Hundreds of Black residents of Shreveport, LA, attended a march and rally sponsored by the Louisiana NAACP on the steps of the Caddo Parish Courthouse to protest a recent police shooting that left an unarmed Black man dead.

The tension between Shreveport's Black citizens and the authorities began after Marquise Hudspeth, 25, was fatally shot by three White police officers following a car chase that ended with his cellular telephone being mistaken for a pistol. Since then mediators with the U.S. Justice Department have met with community leaders to try to ease tension between citizens and the police to allow residents to air their grievances.

On the evening of March 15 police said that they observed Hudspeth driving "erratically" just before midnight. "When police attempted to stop the vehicle, the driver refused to stop and continued driving erratically," said police spokeswoman Kacee Hargrave.

A car chase between Hudspeth and the police took place that lasted for nearly 5 miles.

According to the Shreveport newspaper the Times, Cpl. Denver Ramsey and patrolmen Michael Armstrong and Steve Hathorn were about to end the pursuit when Hudspeth pulled his gray Cadillac into a Circle K convenience store parking lot. Hudspeth got out of his car and walked away from the officers.

Police Chief Jim Roberts says that after ignoring several commands to stop, Hudspeth, who stood "4 or 5 feet" from the officers, turned and pointed a "chrome, shiny" object that appeared to be a gun but was later discovered to be a cell phone.

"He was holding it like you'd hold a pistol in your hand," said Roberts.

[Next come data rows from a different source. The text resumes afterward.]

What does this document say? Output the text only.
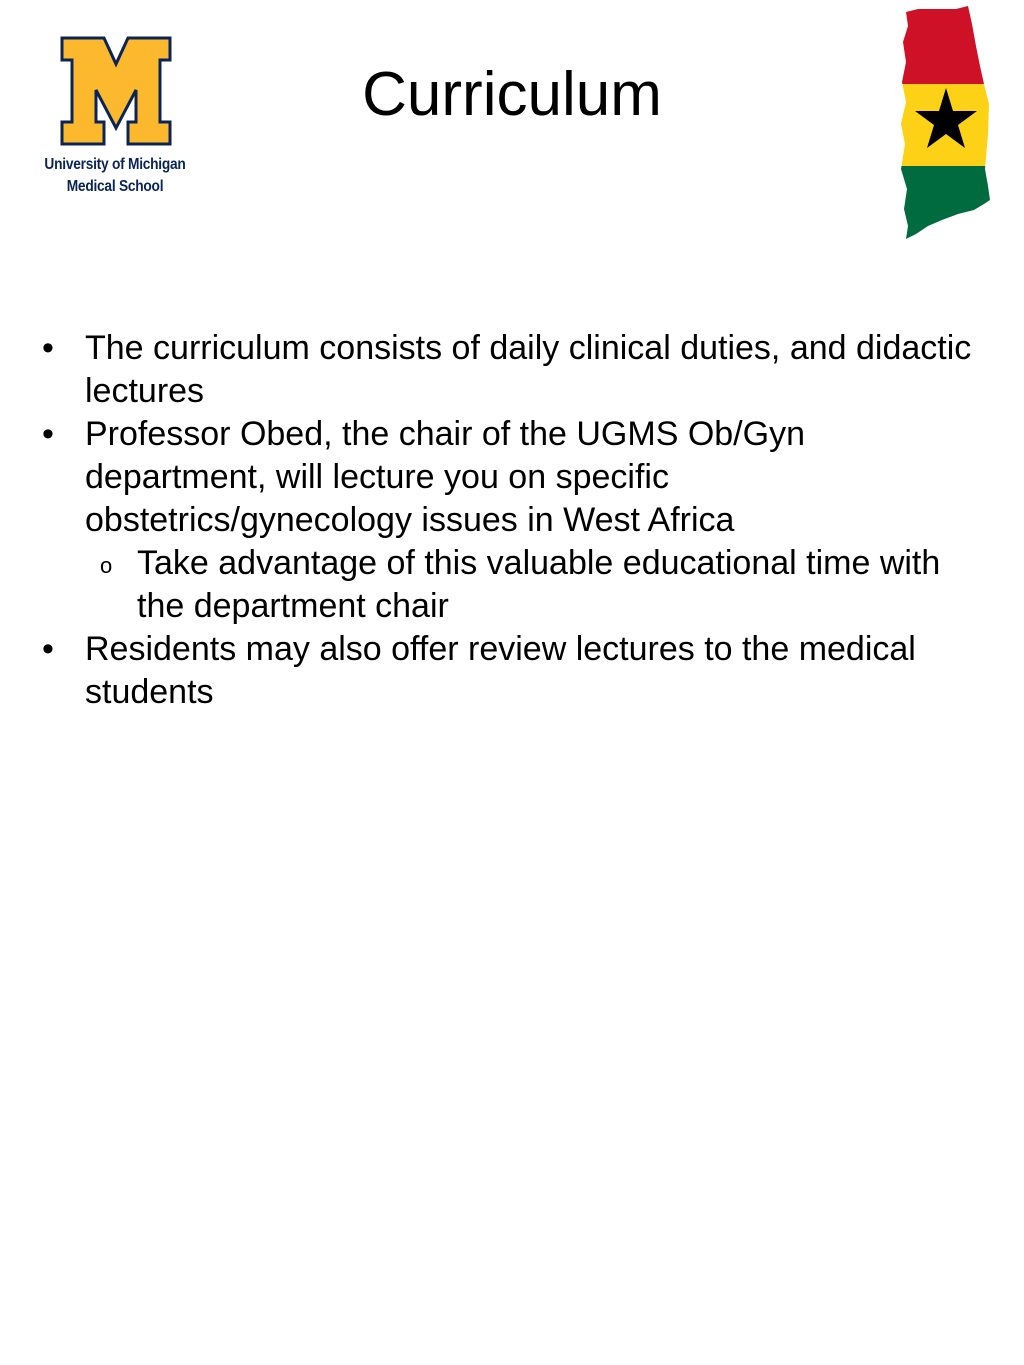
University of Michigan
Medical School
Curriculum
• The curriculum consists of daily clinical duties, and didactic lectures
• Professor Obed, the chair of the UGMS Ob/Gyn department, will lecture you on specific obstetrics/gynecology issues in West Africa
o Take advantage of this valuable educational time with the department chair
• Residents may also offer review lectures to the medical students
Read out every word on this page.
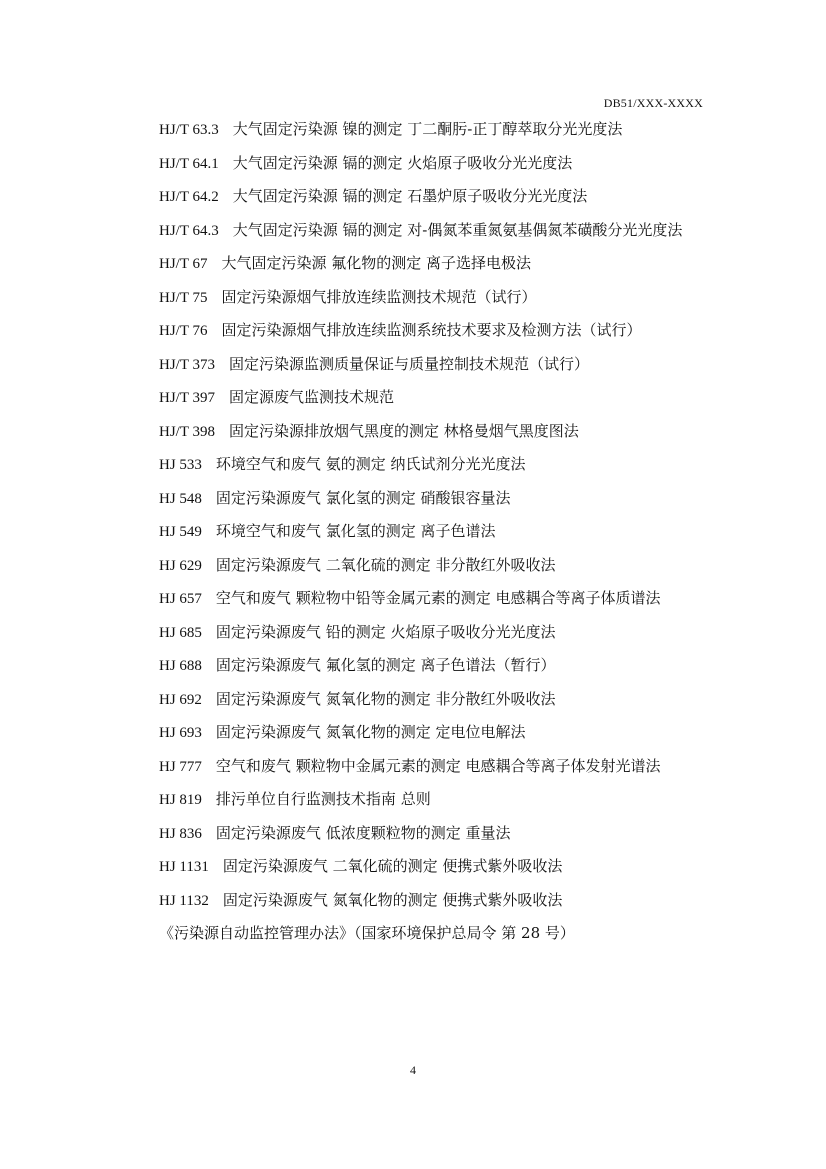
DB51/XXX-XXXX
HJ/T 63.3 大气固定污染源 镍的测定 丁二酮肟-正丁醇萃取分光光度法
HJ/T 64.1 大气固定污染源 镉的测定 火焰原子吸收分光光度法
HJ/T 64.2 大气固定污染源 镉的测定 石墨炉原子吸收分光光度法
HJ/T 64.3 大气固定污染源 镉的测定 对-偶氮苯重氮氨基偶氮苯磺酸分光光度法
HJ/T 67 大气固定污染源 氟化物的测定 离子选择电极法
HJ/T 75 固定污染源烟气排放连续监测技术规范（试行）
HJ/T 76 固定污染源烟气排放连续监测系统技术要求及检测方法（试行）
HJ/T 373 固定污染源监测质量保证与质量控制技术规范（试行）
HJ/T 397 固定源废气监测技术规范
HJ/T 398 固定污染源排放烟气黑度的测定 林格曼烟气黑度图法
HJ 533 环境空气和废气 氨的测定 纳氏试剂分光光度法
HJ 548 固定污染源废气 氯化氢的测定 硝酸银容量法
HJ 549 环境空气和废气 氯化氢的测定 离子色谱法
HJ 629 固定污染源废气 二氧化硫的测定 非分散红外吸收法
HJ 657 空气和废气 颗粒物中铅等金属元素的测定 电感耦合等离子体质谱法
HJ 685 固定污染源废气 铅的测定 火焰原子吸收分光光度法
HJ 688 固定污染源废气 氟化氢的测定 离子色谱法（暂行）
HJ 692 固定污染源废气 氮氧化物的测定 非分散红外吸收法
HJ 693 固定污染源废气 氮氧化物的测定 定电位电解法
HJ 777 空气和废气 颗粒物中金属元素的测定 电感耦合等离子体发射光谱法
HJ 819 排污单位自行监测技术指南 总则
HJ 836 固定污染源废气 低浓度颗粒物的测定 重量法
HJ 1131 固定污染源废气 二氧化硫的测定 便携式紫外吸收法
HJ 1132 固定污染源废气 氮氧化物的测定 便携式紫外吸收法
《污染源自动监控管理办法》（国家环境保护总局令 第 28 号）
4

The officers then fired multiple shots from their Glock .40-caliber handguns.

Videotape from the dashboard-mounted cameras in the patrol cars revealed that 15 shots were fired, eight of them hitting Hudspeth in the back. The tapes show him falling to the ground, at which point the officers stopped shooting.

Hudspeth's wife, Lekesha, said, "it was real messed up with the way things were handled ... real messed up with what they say he did, the things they said he had done," reports the Times.

Lekesha Hudspeth could not comment on why her husband may have been driving "erratically" because, she said, "I don't know if it that's true."

At JET press time the FBI was said to be investigating the shooting. Investigations by the police and district attorney have cleared the three officers involved who were on paid administrative leave following the incident.